Unifying Deep Frameworks
No good deed goes unpunished, as the saying goes. Thanks to the continual onslaught of technological change and human creativity, the fight to create unified packages likely will never end, for Oliphant or anybody else who wades into the middle.
When deep learning emerged on the scene a few years back, the wheels of diversity and technological complexity started spinning a bit faster, and we suddenly we had an array of deep learning frameworks to choose from.
“Tensorflow and PyTorch are the big ones, but Amazon is still sitting with MXnet,” Oliphant said. “Chainer is actually more community connected, whereas the big cloud providers and the big organizations essentially went out and reinvented their own wheel.”
There is a good side to technological diversity, according to Oliphant, as it gives customers choice. Products with better features, better architectures, and better support theoretically should outcompete inferior products. But the real world is a lot more fragmented, with many developers chasing many markets, which ramps up the technological diversity.
That creates challenges, including a lack of compatibility across frameworks. Some of those challenges can be overcome with engineering, but that takes time and money. For Oliphant, the emergence of tensors and array projects for deep learning like Tensorflow, PyTorch, MXNet and the rest, that poses a problem.
“Remember back when I gave up tenure at an academic post to unify this fledging array market? Yes, it’s a lot worse!” Oliphant said. “It kind of makes what I did quaint and cute. ‘That was nice. Good job. Thanks for trying to unify things.’ Now we’ve all grown up, so we have lots of diversity.”
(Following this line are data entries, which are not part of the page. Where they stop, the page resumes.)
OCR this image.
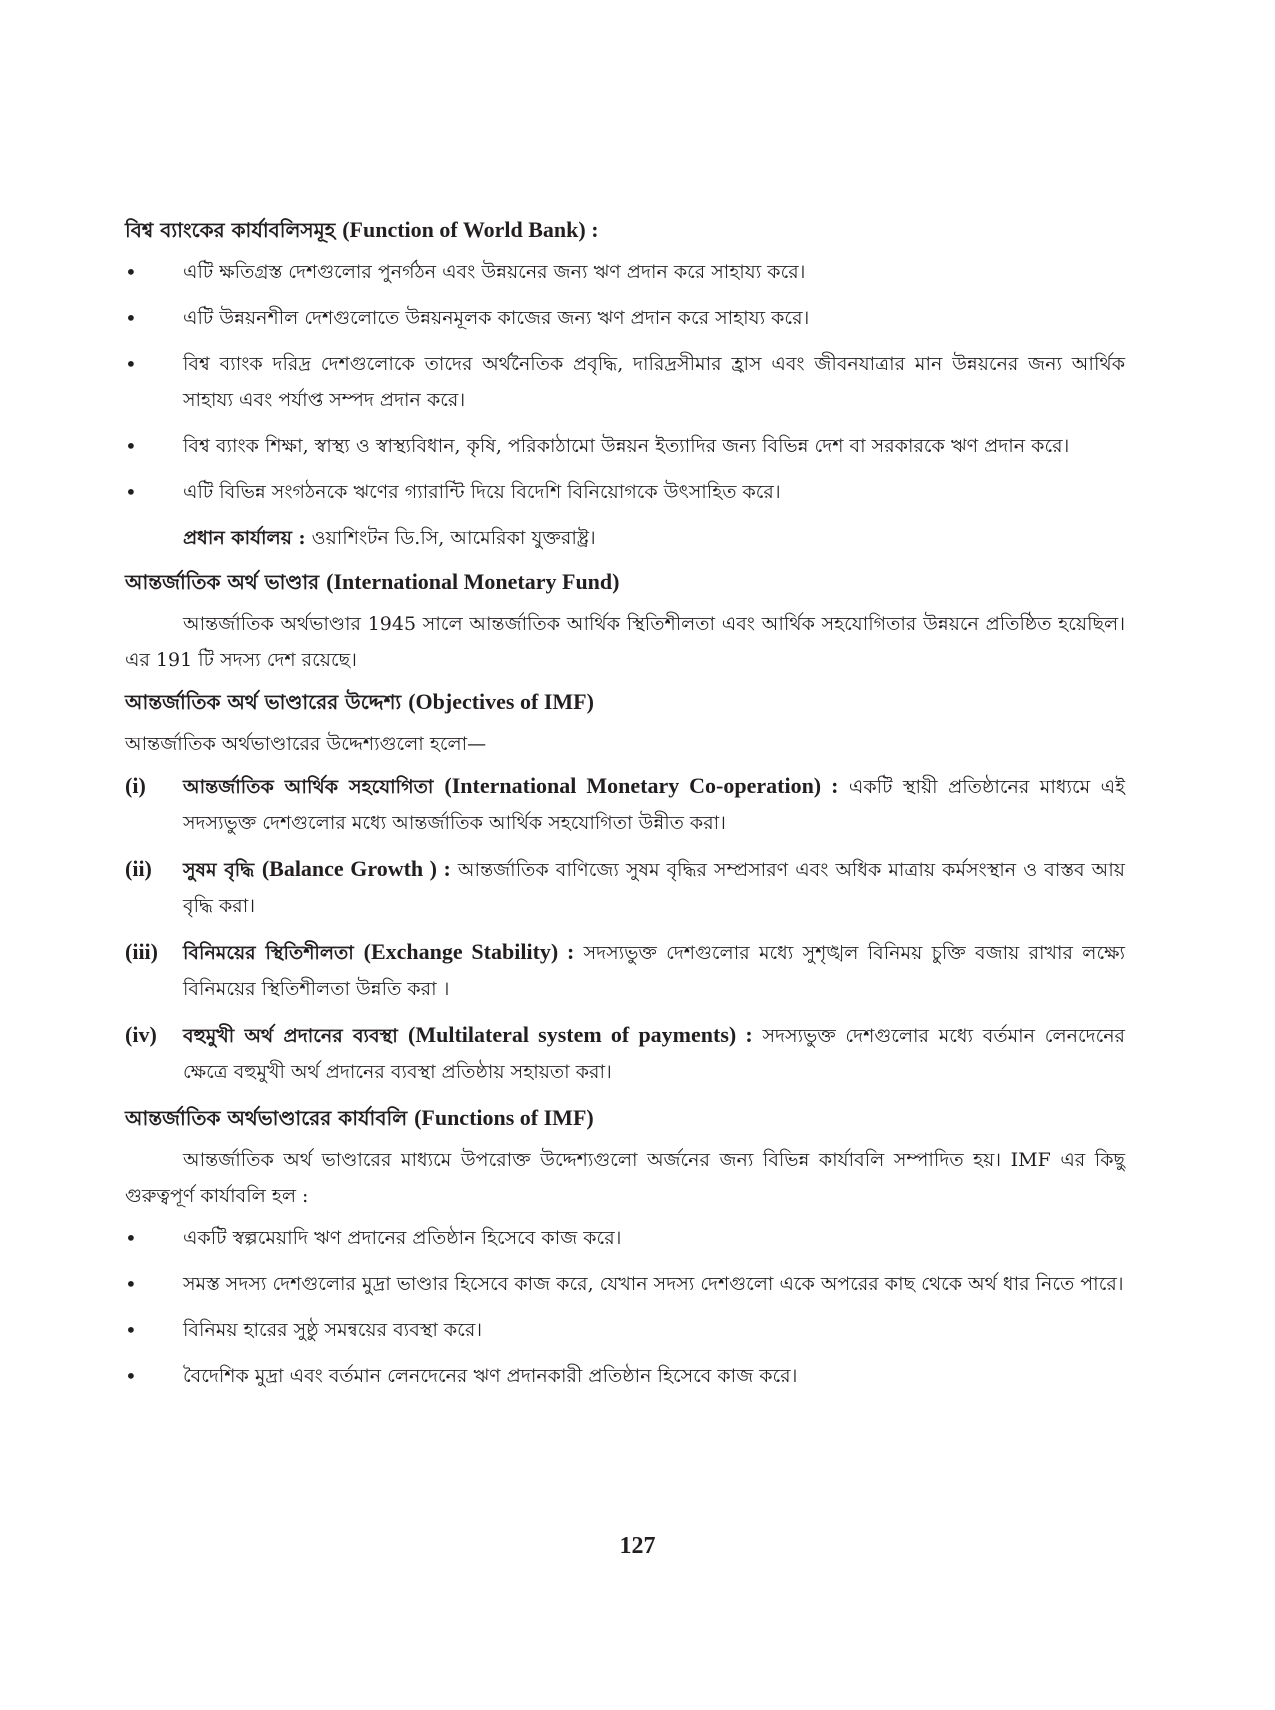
বিশ্ব ব্যাংকের কার্যাবলিসমূহ (Function of World Bank) :
•	এটি ক্ষতিগ্রস্ত দেশগুলোর পুনর্গঠন এবং উন্নয়নের জন্য ঋণ প্রদান করে সাহায্য করে।
•	এটি উন্নয়নশীল দেশগুলোতে উন্নয়নমূলক কাজের জন্য ঋণ প্রদান করে সাহায্য করে।
•	বিশ্ব ব্যাংক দরিদ্র দেশগুলোকে তাদের অর্থনৈতিক প্রবৃদ্ধি, দারিদ্রসীমার হ্রাস এবং জীবনযাত্রার মান উন্নয়নের জন্য আর্থিক সাহায্য এবং পর্যাপ্ত সম্পদ প্রদান করে।
•	বিশ্ব ব্যাংক শিক্ষা, স্বাস্থ্য ও স্বাস্থ্যবিধান, কৃষি, পরিকাঠামো উন্নয়ন ইত্যাদির জন্য বিভিন্ন দেশ বা সরকারকে ঋণ প্রদান করে।
•	এটি বিভিন্ন সংগঠনকে ঋণের গ্যারান্টি দিয়ে বিদেশি বিনিয়োগকে উৎসাহিত করে।
প্রধান কার্যালয় : ওয়াশিংটন ডি.সি, আমেরিকা যুক্তরাষ্ট্র।
আন্তর্জাতিক অর্থ ভাণ্ডার (International Monetary Fund)

আন্তর্জাতিক অর্থভাণ্ডার 1945 সালে আন্তর্জাতিক আর্থিক স্থিতিশীলতা এবং আর্থিক সহযোগিতার উন্নয়নে প্রতিষ্ঠিত হয়েছিল। এর 191 টি সদস্য দেশ রয়েছে।

আন্তর্জাতিক অর্থ ভাণ্ডারের উদ্দেশ্য (Objectives of IMF)

আন্তর্জাতিক অর্থভাণ্ডারের উদ্দেশ্যগুলো হলো—

(i)	আন্তর্জাতিক আর্থিক সহযোগিতা (International Monetary Co-operation) : একটি স্থায়ী প্রতিষ্ঠানের মাধ্যমে এই সদস্যভুক্ত দেশগুলোর মধ্যে আন্তর্জাতিক আর্থিক সহযোগিতা উন্নীত করা।
(ii)	সুষম বৃদ্ধি (Balance Growth ) : আন্তর্জাতিক বাণিজ্যে সুষম বৃদ্ধির সম্প্রসারণ এবং অধিক মাত্রায় কর্মসংস্থান ও বাস্তব আয় বৃদ্ধি করা।
(iii)	বিনিময়ের স্থিতিশীলতা (Exchange Stability) : সদস্যভুক্ত দেশগুলোর মধ্যে সুশৃঙ্খল বিনিময় চুক্তি বজায় রাখার লক্ষ্যে বিনিময়ের স্থিতিশীলতা উন্নতি করা ।
(iv)	বহুমুখী অর্থ প্রদানের ব্যবস্থা (Multilateral system of payments) : সদস্যভুক্ত দেশগুলোর মধ্যে বর্তমান লেনদেনের ক্ষেত্রে বহুমুখী অর্থ প্রদানের ব্যবস্থা প্রতিষ্ঠায় সহায়তা করা।
আন্তর্জাতিক অর্থভাণ্ডারের কার্যাবলি (Functions of IMF)

আন্তর্জাতিক অর্থ ভাণ্ডারের মাধ্যমে উপরোক্ত উদ্দেশ্যগুলো অর্জনের জন্য বিভিন্ন কার্যাবলি সম্পাদিত হয়। IMF এর কিছু গুরুত্বপূর্ণ কার্যাবলি হল :

•	একটি স্বল্পমেয়াদি ঋণ প্রদানের প্রতিষ্ঠান হিসেবে কাজ করে।
•	সমস্ত সদস্য দেশগুলোর মুদ্রা ভাণ্ডার হিসেবে কাজ করে, যেখান সদস্য দেশগুলো একে অপরের কাছ থেকে অর্থ ধার নিতে পারে।
•	বিনিময় হারের সুষ্ঠু সমন্বয়ের ব্যবস্থা করে।
•	বৈদেশিক মুদ্রা এবং বর্তমান লেনদেনের ঋণ প্রদানকারী প্রতিষ্ঠান হিসেবে কাজ করে।
127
Quansight’s goal is not to unify the entire market for deep learning frameworks, which is probably impossible, but instead to develop solutions that provide a path forward for customers. For Quansight, the built-in interoperability benefits of Python provide a good starting point.
“I love other languages, Java one of the least,” Oliphant said. “There’s specific reasons for that. I’m not just a language bigot. I acutely like language interoperability. That’s one of the key things. I love interoperability. I like Python because it’s about interoperability. It’s about helping lots of people using things together. And Python, because of the impact of machine learning, is one of the important languages for data science.”
One branch of Quansight is Quansight Labs, which was created to be a home to developers, community managers, designers, and documentation writers in the PyData community. The group is funded by grants, donations, and industry-sponsorships. Another branch is called Open Teams, which works in a more direct manner with sponsoring organizations, such as the work Quansight did with OmniSci to extend the GPU database maker’s GUI interface, called Immerse, into Juypter Labs.
Oliphant told Datanami that Quansight is what Anaconda was initially intended to become before events converged to take Anaconda in a different direction – i.e. an enterprise data science platform. Now with Quansight, Oliphant is helping to ensure that earlier versions of him don’t have to make hard decisions between continuing to work with open source and eating.
“What happens to me is my little side projects became my life [and were] constrained by the fact that I have a family,” Oliphant said. “I couldn’t afford to…hack around all day and not get paid. “
A lot of developers are in that position today. “And I’m trying to make sure that, as that happens that there’s actually a place for them to land, a place for them to come, a place where they can continue adding value,” he continues. “That’s my mission and that’s what I do.”